FR2761512A1

FR2761512A1 - COMFORT NOISE GENERATION DEVICE AND SPEECH ENCODER INCLUDING SUCH A DEVICE

Info

Publication number: FR2761512A1
Application number: FR9703617A
Authority: FR
Inventors: Cyrille Morel
Original assignee: Philips Electronics NV
Current assignee: Koninklijke Philips NV
Priority date: 1997-03-25
Filing date: 1997-03-25
Publication date: 1998-10-02
Also published as: EP0869476B1; JPH10340097A; DE69827545T2; EP0869476A1; CN1194507A; US6108623A; CN1132327C; DE69827545D1

Abstract

L'invention concerne un dispositif de génération de bruit de confort permettant de remplacer, pour un interlocuteur distant, les silences par un bruit ambiant. Il comprend à cet effet des voies de filtrage pondéré (30, 40) d'un bruit gaussien. La détermination préalable des caractéristiques d'énergie des trames de signaux et l'estimation préalable des coefficients de filtrage fixent le gain et la pondération dans ces voies. La qualité d'écoute est nettement améliorée. Application : codeurs de parole en visiophonie bas débit.The invention relates to a device for generating comfort noise making it possible to replace, for a remote interlocutor, the silences with ambient noise. To this end, it includes weighted filtering channels (30, 40) of a Gaussian noise. The prior determination of the energy characteristics of the signal frames and the prior estimation of the filter coefficients fix the gain and the weighting in these channels. The listening quality is significantly improved. Application: speech coders in low speed videophone.

Description

"DISPOSITIF DE GENERATION DE BRUIT DE CONFORT ET CODEUR DE"COMFORT NOISE GENERATION DEVICE AND ENCODER

PAROLE INCLUANT UN TEL DISPOSITIF"SPEAKING INCLUDING SUCH A DEVICE "

DescriptionDescription

La présente invention concerne un dispositif de génération de bruit de confort, ainsi qu'un codeur de parole The present invention relates to a device for generating comfort noise, as well as a speech coder.
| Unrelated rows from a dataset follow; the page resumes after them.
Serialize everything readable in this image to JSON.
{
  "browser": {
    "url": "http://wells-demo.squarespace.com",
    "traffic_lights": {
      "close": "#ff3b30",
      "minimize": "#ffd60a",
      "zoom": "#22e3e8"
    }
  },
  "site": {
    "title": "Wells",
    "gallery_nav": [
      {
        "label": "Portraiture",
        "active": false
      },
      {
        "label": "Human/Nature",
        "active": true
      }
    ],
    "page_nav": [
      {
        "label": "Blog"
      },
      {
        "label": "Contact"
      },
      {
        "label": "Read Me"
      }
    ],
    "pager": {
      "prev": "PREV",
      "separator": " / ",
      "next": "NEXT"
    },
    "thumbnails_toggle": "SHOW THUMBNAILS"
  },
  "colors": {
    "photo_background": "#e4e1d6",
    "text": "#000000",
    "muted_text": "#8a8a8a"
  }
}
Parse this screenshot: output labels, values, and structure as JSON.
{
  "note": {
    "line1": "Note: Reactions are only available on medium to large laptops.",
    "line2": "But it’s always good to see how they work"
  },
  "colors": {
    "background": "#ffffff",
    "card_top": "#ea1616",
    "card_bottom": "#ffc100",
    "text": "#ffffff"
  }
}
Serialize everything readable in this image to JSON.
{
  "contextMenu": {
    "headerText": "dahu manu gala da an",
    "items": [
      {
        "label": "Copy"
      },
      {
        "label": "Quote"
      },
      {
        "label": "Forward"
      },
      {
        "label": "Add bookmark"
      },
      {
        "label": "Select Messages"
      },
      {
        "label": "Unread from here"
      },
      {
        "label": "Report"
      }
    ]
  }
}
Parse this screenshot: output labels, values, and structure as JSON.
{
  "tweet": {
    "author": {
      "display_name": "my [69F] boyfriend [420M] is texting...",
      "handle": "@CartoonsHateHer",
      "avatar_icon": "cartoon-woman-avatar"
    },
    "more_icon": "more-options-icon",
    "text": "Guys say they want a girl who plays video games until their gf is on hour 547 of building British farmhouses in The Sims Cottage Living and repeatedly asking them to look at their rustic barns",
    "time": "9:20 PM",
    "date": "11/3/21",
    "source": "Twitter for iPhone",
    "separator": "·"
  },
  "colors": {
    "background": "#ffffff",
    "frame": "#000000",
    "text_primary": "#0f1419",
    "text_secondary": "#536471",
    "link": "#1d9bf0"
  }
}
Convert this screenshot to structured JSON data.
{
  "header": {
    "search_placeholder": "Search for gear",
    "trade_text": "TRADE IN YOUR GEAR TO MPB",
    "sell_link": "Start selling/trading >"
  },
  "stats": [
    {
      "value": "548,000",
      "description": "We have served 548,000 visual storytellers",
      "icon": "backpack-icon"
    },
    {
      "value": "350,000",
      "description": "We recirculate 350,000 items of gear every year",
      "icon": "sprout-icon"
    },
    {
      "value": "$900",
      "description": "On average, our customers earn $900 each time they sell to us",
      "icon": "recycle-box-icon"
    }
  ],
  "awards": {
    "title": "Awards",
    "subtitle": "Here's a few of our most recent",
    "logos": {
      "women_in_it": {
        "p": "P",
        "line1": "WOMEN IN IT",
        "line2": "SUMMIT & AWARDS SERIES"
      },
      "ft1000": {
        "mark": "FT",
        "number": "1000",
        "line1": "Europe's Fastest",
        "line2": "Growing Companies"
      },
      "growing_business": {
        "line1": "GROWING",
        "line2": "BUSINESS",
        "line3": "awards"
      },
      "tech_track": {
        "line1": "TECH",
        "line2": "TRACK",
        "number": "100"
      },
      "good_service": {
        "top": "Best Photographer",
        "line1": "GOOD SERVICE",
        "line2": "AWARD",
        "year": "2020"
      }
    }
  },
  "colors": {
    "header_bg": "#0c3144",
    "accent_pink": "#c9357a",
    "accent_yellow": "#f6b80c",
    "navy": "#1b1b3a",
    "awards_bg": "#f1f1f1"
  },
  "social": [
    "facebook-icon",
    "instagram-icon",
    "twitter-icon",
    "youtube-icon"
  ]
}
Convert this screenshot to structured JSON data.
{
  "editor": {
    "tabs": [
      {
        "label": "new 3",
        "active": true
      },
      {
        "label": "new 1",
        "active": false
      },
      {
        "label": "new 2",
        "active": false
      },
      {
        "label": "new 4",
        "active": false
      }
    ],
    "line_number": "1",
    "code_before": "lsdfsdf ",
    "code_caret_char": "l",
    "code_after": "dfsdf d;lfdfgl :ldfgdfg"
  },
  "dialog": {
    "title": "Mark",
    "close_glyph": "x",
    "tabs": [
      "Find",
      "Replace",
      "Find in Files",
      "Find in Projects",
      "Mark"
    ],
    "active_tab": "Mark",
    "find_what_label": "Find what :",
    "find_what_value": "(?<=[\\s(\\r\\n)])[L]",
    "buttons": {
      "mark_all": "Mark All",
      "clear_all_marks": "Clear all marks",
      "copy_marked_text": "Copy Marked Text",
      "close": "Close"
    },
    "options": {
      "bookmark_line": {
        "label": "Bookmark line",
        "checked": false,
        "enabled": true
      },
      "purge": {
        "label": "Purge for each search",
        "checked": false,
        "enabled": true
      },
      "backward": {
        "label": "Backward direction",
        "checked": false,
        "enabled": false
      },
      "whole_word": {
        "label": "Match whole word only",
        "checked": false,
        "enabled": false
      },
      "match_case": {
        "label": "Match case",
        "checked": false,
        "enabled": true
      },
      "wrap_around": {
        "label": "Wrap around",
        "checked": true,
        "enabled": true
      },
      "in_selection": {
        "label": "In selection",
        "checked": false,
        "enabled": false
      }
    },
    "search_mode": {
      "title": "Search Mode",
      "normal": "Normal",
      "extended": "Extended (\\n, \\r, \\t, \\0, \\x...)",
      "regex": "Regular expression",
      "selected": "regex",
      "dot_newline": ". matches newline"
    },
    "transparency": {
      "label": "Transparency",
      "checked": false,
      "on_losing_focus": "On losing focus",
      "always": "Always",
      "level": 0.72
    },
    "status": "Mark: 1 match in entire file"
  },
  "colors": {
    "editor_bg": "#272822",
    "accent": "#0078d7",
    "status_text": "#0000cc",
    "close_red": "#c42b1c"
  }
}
incluant un tel dispositif.including such a device.

Lorsqu'on transmet des signaux de parole dans des types de réseaux transportant également d'autres données que de tels signaux, il est souvent utile de s'assurer qu'ils n'occupent pas toute la bande passante et autorisent le passage simultané de ces autres données, ce qui revient à optimiser leur débit. Il est alors prévu, avant transmission, un détecteur d'activité vocale qui permet de repérer, dans des signaux d'entrée o des signaux vocaux sont mêlés à du bruit et des moments de silence, les périodes o des signaux de parole When transmitting speech signals in types of networks also carrying other data than such signals, it is often useful to ensure that they do not occupy all the bandwidth and allow the simultaneous passage of these other data, which amounts to optimizing their throughput. There is then provided, before transmission, a voice activity detector which makes it possible to identify, in input signals o voice signals are mixed with noise and moments of silence, the periods o of speech signals

sont présents.are here.

Si la présence de signaux de parole est détectée, le codeur de parole qui suit transmet régulièrement (toutes les trames) un flot de données numériques qui permettra à un interlocuteur distant de reconstituer ultérieurement ces signaux de parole. Au contraire, si l'on ne détecte plus de signaux de parole, on n'envoie plus de trames codées sur le réseau, afin d'économiser du débit sur celui-ci. Pour l'interlocuteur distant, on force alors à zéro les échantillons des signaux pendant ces périodes d'absence de parole. Cette solution est efficace pour la réduction du débit, mais peut conduire à des interprétations erronées de la part de l'interlocuteur. En effet, dans la plupart des cas, il n'existe pas un silence total dans les lieux o se déroule la conversation, mais plutôt un bruit ambiant. Si donc, au moment de transitions paroles/silence, les échantillons des signaux d'entrée sont forcés à zéro, l'interlocuteur aura l'impression d'une discontinuité dans la conversation, ou même d'une coupure If the presence of speech signals is detected, the following speech coder regularly transmits (all the frames) a stream of digital data which will allow a distant interlocutor to reconstitute these speech signals later. On the contrary, if no more speech signals are detected, no more coded frames are sent over the network, in order to save throughput on the latter. For the remote partner, the signal samples are then forced to zero during these periods of absence of speech. This solution is effective in reducing throughput, but can lead to misinterpretations on the part of the contact. Indeed, in most cases, there is not total silence in the places where the conversation takes place, but rather ambient noise. If therefore, at the time of speech / silence transitions, the samples of the input signals are forced to zero, the interlocutor will have the impression of a discontinuity in the conversation, or even of a cut

de la ligne.of the line.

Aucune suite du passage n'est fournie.